Vor den Stadttoren wartet das Abenteuer. Obwohl, drinnen eigentlich auch.
Vor den Stadttoren wartet das Abenteuer. Obwohl, drinnen eigentlich auch.
Quelle: Philipp Rüegg

Wenn ich auf einem schmalen Trampelpfad einem Flüsschen entlang spaziere und auf einem Hügel ein malerisches Schloss entdecke, dann schmelze ich fast dahin. Abgesehen von den Distanzen, die aus spieltechnischen Gründen deutlich kürzer sind als in der Realität gibt es kein Spiel, dass das Mittelalter-Flair besser und authentischer einfängt als «Kingdom Come Deliverance 2».

Dazu tragen auch die vielen Burgen und Schlösser bei, die detailliert nachgebildet wurden. Beispielsweise die Burg Trosky, die 1380 auf einem erloschenen Vulkan erbaut wurde. Dort haust Otto von Bergow, dem Heinrich und Hans besagtes Dokument überbringen sollen. Die Burg existiert heute noch. Im Spiel habe ich etliche Stunden dort verbracht und vom Verliess bis zu den beiden Türmen Jungfrau und Vettel jeden Winkel erkundet. Dabei bin ich mir wie auf einer interaktiven Museumsführung vorgekommen.

Die Burg Trosky ist nur eine von zahlreichen beeindruckenden Bauten.
Die Burg Trosky ist nur eine von zahlreichen beeindruckenden Bauten.
Quelle: Warhorse

Aber auch jede Mühle, jedes Fischerdorf und jedes kleine Lager am Wegesrand versetzt mich in Verzückung. Selbst nach fast 70 Stunden lässt meine Begeisterung für die idyllische Welt nicht nach. Die fantastische Grafik ermöglicht die neuste Version der CryEngine – die Engine, die 2007 «Crysis» zum legendären Grafik-Benchmark gemacht hat. Die Hardwareanforderungen sind zum Glück nicht mehr ganz so exorbitant. Aber meine RTX 4090 hatte mit der PC-Version in 4K nicht immer leichtes Spiel.

Die Welt ist nicht nur gross, sie wirkt auch lebendig. Etwas, wobei sich andere Openworld-Games notorisch schwer tun. Die Bewohnerinnen und Bewohner folgen ihrem Tagewerk. Sie besuchen die Schenke, arbeiten auf dem Feld, essen gemeinsam zu Abend und gehen anschliessend ins Bett. Auch die Kleidung und die Rüstungen sind echte Hingucker. Eine komplette Ritterrüstung besteht aus mehr als einem Dutzend Teile, die ich individuell anlegen kann. Ich fühle mich wie ein Cosplayer, wenn ich mich durch meinen fiktiven Kleiderschrank wühle.

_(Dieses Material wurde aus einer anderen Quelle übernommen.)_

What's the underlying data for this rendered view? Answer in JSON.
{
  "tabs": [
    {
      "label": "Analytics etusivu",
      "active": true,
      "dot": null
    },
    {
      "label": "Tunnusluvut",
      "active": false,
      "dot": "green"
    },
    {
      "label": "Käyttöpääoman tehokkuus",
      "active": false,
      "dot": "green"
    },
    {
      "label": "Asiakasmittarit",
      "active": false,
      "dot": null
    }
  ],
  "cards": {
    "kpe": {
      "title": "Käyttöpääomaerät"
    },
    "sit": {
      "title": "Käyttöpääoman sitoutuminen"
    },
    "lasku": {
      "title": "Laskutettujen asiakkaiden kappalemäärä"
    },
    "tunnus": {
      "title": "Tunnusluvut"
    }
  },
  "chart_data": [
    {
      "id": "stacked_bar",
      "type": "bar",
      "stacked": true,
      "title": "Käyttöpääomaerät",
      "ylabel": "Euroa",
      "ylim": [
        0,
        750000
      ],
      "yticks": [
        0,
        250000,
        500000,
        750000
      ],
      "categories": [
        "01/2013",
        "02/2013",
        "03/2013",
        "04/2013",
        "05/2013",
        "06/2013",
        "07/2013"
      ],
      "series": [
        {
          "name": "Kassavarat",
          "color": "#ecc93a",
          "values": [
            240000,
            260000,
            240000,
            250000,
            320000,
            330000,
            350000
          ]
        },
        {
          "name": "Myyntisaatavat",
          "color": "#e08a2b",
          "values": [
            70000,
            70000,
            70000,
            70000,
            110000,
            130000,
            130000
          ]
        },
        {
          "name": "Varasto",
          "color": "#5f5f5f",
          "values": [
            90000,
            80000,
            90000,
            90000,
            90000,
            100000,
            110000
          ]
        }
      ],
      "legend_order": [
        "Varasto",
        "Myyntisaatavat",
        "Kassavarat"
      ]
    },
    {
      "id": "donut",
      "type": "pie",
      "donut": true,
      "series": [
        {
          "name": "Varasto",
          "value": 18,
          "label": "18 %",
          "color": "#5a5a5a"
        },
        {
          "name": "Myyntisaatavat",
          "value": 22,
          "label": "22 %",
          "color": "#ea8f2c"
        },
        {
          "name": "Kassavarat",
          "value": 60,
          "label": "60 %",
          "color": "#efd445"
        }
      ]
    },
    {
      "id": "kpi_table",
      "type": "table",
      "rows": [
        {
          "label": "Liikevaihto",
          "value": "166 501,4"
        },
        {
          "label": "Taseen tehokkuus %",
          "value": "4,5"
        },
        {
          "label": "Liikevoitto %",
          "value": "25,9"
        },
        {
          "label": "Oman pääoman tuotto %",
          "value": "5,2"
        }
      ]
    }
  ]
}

Die Bevölkerung folgt ihrem Tagewerk.
Die Bevölkerung folgt ihrem Tagewerk.
Quelle: Warhorse

Die NPCs leisten einen entscheidenden Beitrag zur Authentizität der Mittelalterwelt. Wenn ich sie anremple, direkt neben ihnen nach meinem Pferd pfeife oder mich verdächtig verhalte, reagieren sie darauf. In den ersten Stunden fühlte ich echtes Unbehagen, wenn ich bei einem armen Zimmermann einbrach, um eine Laute zu klauen oder wenn es zu einem tödlichen Zwischenfall kam, weil mich jemand beim Herumschleichen erwischt hat.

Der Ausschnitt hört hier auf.